(2023/1/23 00:00)
バイオプラスチック・フォーラムは2月8、9の2日間、「バイオプラスチックの未来」をテーマに複数のオンラインセミナーを集めたウェビナーウィークを展開する。フォーラムを構成する9社が登壇し、バイオプラスチックで実現するカーボンニュートラルなどについて解説するほか、プラスチック産業の在り方を問いかける。
加工技術で世界に勝つために/可能性を秘めるポリ乳酸
ポリ乳酸(PLA)はトウモロコシなどの植物を材料としたバイオプラスチックです。最終的に水とCO2に生分解されるため、植物の生育過程でCO2が吸収され、カーボンニュートラル(温室効果ガス排出量実質ゼロ)の切り札として注目を浴びています。製品として耐久性が高い一方、コンポストに入れると2‐3カ月で生分解するのも魅力です。
プラスチックの99.9%を占める化石資源由来の合成樹脂は、燃やすと化石資源由来のCO2を排出し、地球温暖化の原因の一つとなっています。こうした社会的課題から2005年の愛・地球博でバイオプラスチックが注目され、日本は研究や応用製品で世界をリードする存在でした。ただ、その後のリーマン・ショックで日本勢は市場から撤退を余儀なくされました。現在では欧米や中国に大きく遅れをとり、材料生産ではタイが一大供給国となっています。
一方、加工技術において日本は世界トップクラスの地位を保っています。一般的にバイオプラスチックの加工では、原材料の乾燥装置や射出成形機、金型に工夫とノウハウが必要です。日本が世界の先頭を走り続けるにはこれらの機械の要素技術開発が重要です。

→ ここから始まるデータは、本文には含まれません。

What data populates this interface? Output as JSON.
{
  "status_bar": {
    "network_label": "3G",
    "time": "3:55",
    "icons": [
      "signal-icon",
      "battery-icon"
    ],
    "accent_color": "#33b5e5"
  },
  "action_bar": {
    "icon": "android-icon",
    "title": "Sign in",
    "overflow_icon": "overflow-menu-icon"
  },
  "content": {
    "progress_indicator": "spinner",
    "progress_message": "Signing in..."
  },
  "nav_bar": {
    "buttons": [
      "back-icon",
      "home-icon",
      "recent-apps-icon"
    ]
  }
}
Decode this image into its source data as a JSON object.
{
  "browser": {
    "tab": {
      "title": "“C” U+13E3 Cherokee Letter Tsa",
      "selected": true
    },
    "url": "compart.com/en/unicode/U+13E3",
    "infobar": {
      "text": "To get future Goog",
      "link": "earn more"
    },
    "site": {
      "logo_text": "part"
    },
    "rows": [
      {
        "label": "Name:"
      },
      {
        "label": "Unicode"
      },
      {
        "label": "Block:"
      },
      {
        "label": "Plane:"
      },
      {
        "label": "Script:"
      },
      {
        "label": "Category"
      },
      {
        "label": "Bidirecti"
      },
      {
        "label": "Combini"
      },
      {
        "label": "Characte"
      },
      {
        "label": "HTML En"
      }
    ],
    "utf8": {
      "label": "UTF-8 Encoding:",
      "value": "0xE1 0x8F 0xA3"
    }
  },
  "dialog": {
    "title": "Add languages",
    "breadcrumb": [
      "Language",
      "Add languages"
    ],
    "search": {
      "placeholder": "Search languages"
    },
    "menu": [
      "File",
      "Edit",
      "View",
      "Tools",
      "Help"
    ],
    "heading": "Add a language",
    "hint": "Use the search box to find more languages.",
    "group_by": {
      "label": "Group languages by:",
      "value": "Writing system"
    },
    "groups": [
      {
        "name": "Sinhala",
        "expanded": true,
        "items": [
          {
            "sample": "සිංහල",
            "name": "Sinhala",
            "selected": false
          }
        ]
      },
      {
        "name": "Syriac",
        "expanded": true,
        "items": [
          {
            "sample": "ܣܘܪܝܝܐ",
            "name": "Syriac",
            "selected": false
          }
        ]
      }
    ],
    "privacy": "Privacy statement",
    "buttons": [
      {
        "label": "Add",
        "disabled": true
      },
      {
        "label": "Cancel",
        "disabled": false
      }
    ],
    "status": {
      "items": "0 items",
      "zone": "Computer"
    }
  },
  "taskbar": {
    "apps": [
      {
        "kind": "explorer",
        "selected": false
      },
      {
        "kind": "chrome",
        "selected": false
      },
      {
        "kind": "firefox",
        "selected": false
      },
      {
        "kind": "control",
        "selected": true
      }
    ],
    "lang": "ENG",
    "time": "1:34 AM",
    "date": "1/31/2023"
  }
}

本ウェビナーではバイオプラスチックの現状や課題について議論を深め、産業における可能性や展望を探ります。
現在のバイオプラスチック市場の状況
・生分解プラスチックの商品化に向けた情報の顕在化が必要
・用途開発が必要、射出成形品はカトラリー等が主流
・成形メーカーや商品企画の動向把握が必要
・展示会等で集めたリードや情報の共有と展開のプランが必要
・成形メーカーや商品企画の企業に可能性を示し、検討を促すことが必要
ウェビナーウィーク登壇企業=バイオプラスチック・フォーラム
小松技術士事務所(金型技術 PLA成形技術) *基調講演
テーマ:バイオプラスチックへの期待と課題
バイオプラスチック・フォーラムとは
サーキュラーエコノミー(循環型経済)、気候変動など世界的視野でプラスチック産業の在り方を考えることが重要になってきています。共通認識をいだいた方々が「意見を交換しリアリティのある企画、チャレンジ、イノベーションへ駒を進める機会を作ることからまず始めてみませんか?」という呼びかけに共感する方々が集うプラットフォームを作り、試験的な運用を始めることになりました。